If you have expressed to family and/or friends that you are thinking about investing in a new air conditioner, then you may have heard some of them recommend a heat pump.
“It’s great,” they’ve said.
“You’ll save money,” they’ve claimed.
“You’ll be able to heat and cool your home,” they’ve boasted.
“Yeah, right,” you’ve murmured. If it sounds too good to be true, after all.
Well, we’re here to tell you that you should have more faith in your friends and family! They are absolutely right in their assessment of the heat pump system. This is one case where a deal that sounds too good to be true is, in fact, true! But how is this possible? Read on to learn more about how it is that a heat pump in Chesterfield, MO is capable of both heating and cooling your home.
The Key Is the Refrigerant Cycle…
…or, rather, its reversal. Both heat pumps and central air conditioning systems cool in the same way. Refrigerant is evaporated in the evaporator coil, which allows for heat to be drawn out of the air in the house. The refrigerant then travels to the outdoor unit, where it is condensed. As the condenser coil condenses the refrigerant, its heat is dispersed into the air outside. The process continues over and over until the desired temperatures are met in the house.
Reversing the Flow Allows for Efficient Heating
The key difference between a heat pump and your average central air conditioning system is that a heat pump has a component called a reversing valve. This valve allows for the reversal of the refrigerant flow, sending it in the opposite direction. The coils swap functions as well. In the heating mode, the outdoor coil acts as the evaporator coil, while the indoor coil functions as the condenser coil.
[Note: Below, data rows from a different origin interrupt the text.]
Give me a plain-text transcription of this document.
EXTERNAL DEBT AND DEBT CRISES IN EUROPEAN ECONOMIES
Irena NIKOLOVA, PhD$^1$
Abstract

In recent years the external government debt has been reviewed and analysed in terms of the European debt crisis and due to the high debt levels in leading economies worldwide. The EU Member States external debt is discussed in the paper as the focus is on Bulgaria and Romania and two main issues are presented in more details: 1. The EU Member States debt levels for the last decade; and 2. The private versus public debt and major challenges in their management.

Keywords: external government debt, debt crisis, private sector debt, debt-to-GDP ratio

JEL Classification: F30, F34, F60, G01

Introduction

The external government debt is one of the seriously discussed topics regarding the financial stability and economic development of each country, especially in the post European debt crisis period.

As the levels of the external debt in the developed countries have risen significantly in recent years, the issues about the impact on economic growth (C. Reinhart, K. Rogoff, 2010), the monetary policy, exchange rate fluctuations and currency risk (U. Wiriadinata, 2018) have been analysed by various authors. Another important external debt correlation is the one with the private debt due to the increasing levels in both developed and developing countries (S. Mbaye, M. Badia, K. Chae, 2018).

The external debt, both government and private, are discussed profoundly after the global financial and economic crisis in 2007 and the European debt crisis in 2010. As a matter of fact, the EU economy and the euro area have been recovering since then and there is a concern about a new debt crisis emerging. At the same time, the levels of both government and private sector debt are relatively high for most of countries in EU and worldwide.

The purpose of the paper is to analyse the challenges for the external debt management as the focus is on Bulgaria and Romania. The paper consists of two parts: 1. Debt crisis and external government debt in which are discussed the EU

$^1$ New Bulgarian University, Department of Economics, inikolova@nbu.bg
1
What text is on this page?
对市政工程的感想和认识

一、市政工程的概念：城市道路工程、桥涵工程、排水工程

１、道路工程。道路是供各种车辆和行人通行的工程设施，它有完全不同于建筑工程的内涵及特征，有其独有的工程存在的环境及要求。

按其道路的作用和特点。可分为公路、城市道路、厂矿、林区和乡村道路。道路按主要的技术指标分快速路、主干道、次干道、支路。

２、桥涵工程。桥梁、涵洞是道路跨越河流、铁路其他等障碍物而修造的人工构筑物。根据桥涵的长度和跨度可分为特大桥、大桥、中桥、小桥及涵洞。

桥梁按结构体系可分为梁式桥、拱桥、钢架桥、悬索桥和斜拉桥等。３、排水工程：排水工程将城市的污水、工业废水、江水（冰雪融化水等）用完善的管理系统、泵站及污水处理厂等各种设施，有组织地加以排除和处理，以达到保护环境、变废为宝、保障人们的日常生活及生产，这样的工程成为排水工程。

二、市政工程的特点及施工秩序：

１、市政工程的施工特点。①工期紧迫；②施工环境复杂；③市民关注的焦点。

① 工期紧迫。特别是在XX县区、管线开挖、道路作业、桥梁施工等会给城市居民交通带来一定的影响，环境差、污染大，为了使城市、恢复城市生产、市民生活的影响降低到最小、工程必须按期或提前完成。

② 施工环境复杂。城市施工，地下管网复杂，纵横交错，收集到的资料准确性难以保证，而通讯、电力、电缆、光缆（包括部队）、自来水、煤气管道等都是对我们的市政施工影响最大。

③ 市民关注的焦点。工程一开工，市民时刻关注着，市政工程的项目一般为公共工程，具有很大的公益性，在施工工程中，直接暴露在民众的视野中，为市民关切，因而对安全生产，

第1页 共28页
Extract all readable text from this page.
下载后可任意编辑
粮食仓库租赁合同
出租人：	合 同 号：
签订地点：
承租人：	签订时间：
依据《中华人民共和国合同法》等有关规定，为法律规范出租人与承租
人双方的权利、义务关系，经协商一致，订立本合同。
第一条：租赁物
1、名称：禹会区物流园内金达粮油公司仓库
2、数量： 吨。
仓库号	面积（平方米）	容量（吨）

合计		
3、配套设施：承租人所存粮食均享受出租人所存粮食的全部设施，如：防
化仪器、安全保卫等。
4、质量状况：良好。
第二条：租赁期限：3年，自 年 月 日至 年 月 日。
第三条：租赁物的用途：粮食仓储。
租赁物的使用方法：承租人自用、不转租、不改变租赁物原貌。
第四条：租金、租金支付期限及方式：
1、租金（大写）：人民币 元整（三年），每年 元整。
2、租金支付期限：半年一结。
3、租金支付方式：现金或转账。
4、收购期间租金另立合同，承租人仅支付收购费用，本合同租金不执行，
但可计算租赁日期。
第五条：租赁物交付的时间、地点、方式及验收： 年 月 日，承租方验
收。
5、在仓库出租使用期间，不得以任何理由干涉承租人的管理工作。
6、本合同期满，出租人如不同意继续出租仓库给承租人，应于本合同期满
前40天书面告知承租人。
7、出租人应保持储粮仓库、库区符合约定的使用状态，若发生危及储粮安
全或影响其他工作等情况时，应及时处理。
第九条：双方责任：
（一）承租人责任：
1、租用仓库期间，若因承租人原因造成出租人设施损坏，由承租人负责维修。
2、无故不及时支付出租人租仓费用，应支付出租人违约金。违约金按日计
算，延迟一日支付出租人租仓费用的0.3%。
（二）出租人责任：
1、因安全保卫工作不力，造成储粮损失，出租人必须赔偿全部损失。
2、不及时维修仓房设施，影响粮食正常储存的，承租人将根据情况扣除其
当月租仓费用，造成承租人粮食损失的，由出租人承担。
Basically, refrigerant is now evaporated outdoors, drawing heat out of the air outside. There is always heat in the air, and our mild winters mean that there is typically plenty for making this method of heating both reliable and effective.
Before traveling indoors, the refrigerant is compressed in order to boost its thermal energy. Then, it goes to the indoor coil, now functioning as the condenser, where it is condensed in order to release its heat. Again, the process simply continues until, in this case, the house is warm enough.
Save Money On Heating without Sacrificing Comfort
The heat pump works just like a central AC in its cooling mode, with both systems removing heat from the air inside via the evaporation of refrigerant. The heating process differs greatly from something like a furnace, though. No fuel is consumed to generate new heat. In fact, no new heat is actually generated! You’re transferring heat from the air outside into the home (granted, after compressing the refrigerant to maximize output). This allows you to heat your home in an efficient and eco-friendly manner, even as you enjoy reliable cooling on hot summer days, all from the same system!